Qui suis-je ?

Je suis née un mardi de pluviôse azuré
Dans la ville nouvelle d’Auguste Perret,
Sur les hauteurs du quartier chic de Sainte-Adresse,
Là où l’élégant Pain de Sucre blanc se dresse.
Père et mère naviguent à contre-marée,
Promesse éphémère, voilure déchirée.

Mai 1950 mère et filles Le Havre

Leur désamour est terrible en haine, en vengeance,
Pas de pitié, pas d’état d’âme pour l’enfance.
Trois filles au centre du minable fiasco
Grandiront sous les crieries enflées par l’écho.
Porte-détresse, porte-peine sans défense,
Porte-haine rançonnées pour venger l’offense.

Je suis la troisième, bouquet de leur passion
Ou fruit de leur plaisir, ou gain de l’impulsion,
Qui le saurait ? Médée sous notre toit s’installe.
La machine est huilée, la manœuvre brutale,
Les effets destructeurs en toute discrétion
Pour laver l’outrage.
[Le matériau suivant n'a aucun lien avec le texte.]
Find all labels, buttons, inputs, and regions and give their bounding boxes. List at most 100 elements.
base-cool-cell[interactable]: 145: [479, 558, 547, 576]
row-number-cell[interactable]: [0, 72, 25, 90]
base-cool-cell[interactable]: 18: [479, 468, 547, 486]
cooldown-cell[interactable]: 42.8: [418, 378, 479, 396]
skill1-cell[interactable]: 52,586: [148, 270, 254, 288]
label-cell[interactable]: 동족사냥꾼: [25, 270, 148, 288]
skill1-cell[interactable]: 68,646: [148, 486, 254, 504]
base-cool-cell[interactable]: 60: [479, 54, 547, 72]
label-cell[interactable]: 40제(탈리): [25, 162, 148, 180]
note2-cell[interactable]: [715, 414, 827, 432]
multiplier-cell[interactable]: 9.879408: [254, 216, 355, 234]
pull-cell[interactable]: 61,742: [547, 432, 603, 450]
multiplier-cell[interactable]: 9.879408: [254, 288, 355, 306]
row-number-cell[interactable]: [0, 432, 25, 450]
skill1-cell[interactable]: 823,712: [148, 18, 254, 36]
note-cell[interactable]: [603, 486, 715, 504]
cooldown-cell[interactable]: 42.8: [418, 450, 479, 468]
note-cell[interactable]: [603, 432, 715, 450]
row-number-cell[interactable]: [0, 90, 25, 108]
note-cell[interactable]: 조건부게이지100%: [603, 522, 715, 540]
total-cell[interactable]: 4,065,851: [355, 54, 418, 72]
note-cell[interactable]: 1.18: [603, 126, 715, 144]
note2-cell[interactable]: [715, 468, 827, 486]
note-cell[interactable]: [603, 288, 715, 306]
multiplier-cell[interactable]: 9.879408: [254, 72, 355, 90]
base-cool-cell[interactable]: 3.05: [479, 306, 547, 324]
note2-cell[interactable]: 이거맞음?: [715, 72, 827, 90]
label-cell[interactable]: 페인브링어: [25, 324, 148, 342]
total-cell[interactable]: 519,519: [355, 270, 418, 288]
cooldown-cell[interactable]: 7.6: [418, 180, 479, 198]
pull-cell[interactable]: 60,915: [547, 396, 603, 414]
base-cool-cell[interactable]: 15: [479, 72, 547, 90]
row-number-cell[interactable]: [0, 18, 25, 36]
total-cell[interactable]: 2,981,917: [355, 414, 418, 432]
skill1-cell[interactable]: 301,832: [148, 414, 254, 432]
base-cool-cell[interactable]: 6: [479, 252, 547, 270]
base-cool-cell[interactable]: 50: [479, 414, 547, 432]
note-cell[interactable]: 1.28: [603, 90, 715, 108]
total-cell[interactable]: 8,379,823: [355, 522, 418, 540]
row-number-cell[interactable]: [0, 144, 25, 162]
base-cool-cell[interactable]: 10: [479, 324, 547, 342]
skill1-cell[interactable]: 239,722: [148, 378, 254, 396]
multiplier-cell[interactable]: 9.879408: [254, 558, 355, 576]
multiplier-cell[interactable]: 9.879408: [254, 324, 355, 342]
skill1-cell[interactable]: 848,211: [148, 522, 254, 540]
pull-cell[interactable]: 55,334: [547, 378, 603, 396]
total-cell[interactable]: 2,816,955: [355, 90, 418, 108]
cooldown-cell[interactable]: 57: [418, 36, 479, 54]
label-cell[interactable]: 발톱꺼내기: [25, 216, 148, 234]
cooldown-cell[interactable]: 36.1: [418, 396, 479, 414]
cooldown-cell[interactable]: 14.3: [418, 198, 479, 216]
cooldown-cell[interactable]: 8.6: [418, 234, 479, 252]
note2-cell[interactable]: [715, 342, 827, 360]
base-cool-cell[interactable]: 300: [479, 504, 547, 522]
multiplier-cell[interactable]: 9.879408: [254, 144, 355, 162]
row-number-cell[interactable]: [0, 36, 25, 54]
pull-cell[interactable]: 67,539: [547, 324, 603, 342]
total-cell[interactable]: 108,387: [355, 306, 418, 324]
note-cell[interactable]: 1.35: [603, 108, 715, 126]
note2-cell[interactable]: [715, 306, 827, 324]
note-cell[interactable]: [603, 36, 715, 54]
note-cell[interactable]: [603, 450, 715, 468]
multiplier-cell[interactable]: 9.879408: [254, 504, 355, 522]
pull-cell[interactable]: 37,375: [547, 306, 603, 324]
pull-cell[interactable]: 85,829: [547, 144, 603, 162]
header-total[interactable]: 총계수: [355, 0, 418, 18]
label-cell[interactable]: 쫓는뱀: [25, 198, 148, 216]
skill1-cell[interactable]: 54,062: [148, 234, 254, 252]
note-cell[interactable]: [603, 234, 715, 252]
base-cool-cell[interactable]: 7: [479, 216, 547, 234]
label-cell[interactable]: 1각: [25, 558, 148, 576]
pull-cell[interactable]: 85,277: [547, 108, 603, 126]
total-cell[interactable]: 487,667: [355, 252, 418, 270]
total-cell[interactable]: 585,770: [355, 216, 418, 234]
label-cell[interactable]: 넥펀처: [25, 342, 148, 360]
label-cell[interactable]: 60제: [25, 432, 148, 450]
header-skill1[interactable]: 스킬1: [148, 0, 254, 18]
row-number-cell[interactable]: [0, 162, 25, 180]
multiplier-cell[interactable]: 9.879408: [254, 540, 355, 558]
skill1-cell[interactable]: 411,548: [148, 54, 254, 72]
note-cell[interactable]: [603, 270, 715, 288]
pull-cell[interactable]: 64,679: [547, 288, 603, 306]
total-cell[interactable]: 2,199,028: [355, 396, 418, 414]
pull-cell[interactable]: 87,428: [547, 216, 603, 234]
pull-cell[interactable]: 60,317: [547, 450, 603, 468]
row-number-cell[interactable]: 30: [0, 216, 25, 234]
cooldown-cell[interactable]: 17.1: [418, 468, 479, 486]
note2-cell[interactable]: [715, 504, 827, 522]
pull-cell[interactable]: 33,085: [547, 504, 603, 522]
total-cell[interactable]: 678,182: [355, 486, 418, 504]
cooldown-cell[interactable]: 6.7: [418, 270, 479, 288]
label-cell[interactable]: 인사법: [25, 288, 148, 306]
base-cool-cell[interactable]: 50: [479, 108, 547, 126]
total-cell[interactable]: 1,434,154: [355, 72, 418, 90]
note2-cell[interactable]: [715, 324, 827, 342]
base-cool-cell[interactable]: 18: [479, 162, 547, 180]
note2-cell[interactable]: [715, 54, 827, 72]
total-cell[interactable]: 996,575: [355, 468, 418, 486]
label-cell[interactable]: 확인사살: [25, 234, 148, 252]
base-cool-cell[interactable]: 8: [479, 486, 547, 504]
Cruelle punition.

Carte postale du sculpteur peintre Antonio Canova

Abattre le coupable et sa progéniture,
Tel est le but de Médée pour sa forfaiture.
Ah ! que les mots “froid” et “peur” me sont familiers !
Du réveil au coucher, ces syllabes alliées
De mon être brisé sont l’âpre signature,
Une sourde entrave à ma conduite future.

J’ai évolué sur des fondations en carton,
Otage de la rancœur, choyée au bâton,
Sans escorte aimante, sans amour ni repère,
Sans la chance d’explorer l’image du père,
Sans ressentiment malgré l’indigne abandon.
Au parent bourreau, j’ai accordé le pardon.

Dans le berceau de la luxueuse Champagne,
La baraka comme par magie m’accompagne.
Mariée, deux trésors, j’ai édifié mon cocon,
Possiblement aussi fragile qu’un flocon,
À l’abri de la machiavélique chicane.
Le trèfle à quatre feuilles jamais ne se fane.

La vigne sur les coteaux de la Montagne de Reims

Confiants, mes phénix se sont envolés du nid,
Solides, équilibrés, l’odyssée bénie
Par des parents fiers de la tâche hasardeuse
Altérée par une jeunesse cahoteuse,
Fiers de l’aventure menée dans l’harmonie,
Qui les suivent avec une soif infinie.

Ma mission accomplie, je transporte ma chaise
Sur la dune. Sous mon chapeau de paille, à l’aise,
Je vagabonde mollement dans ma pensée,
Par le murmure des vaguelettes bercée.
L’onde frémissante sous la brise m’apaise,
Douce nonchalance en presqu’île guérandaise.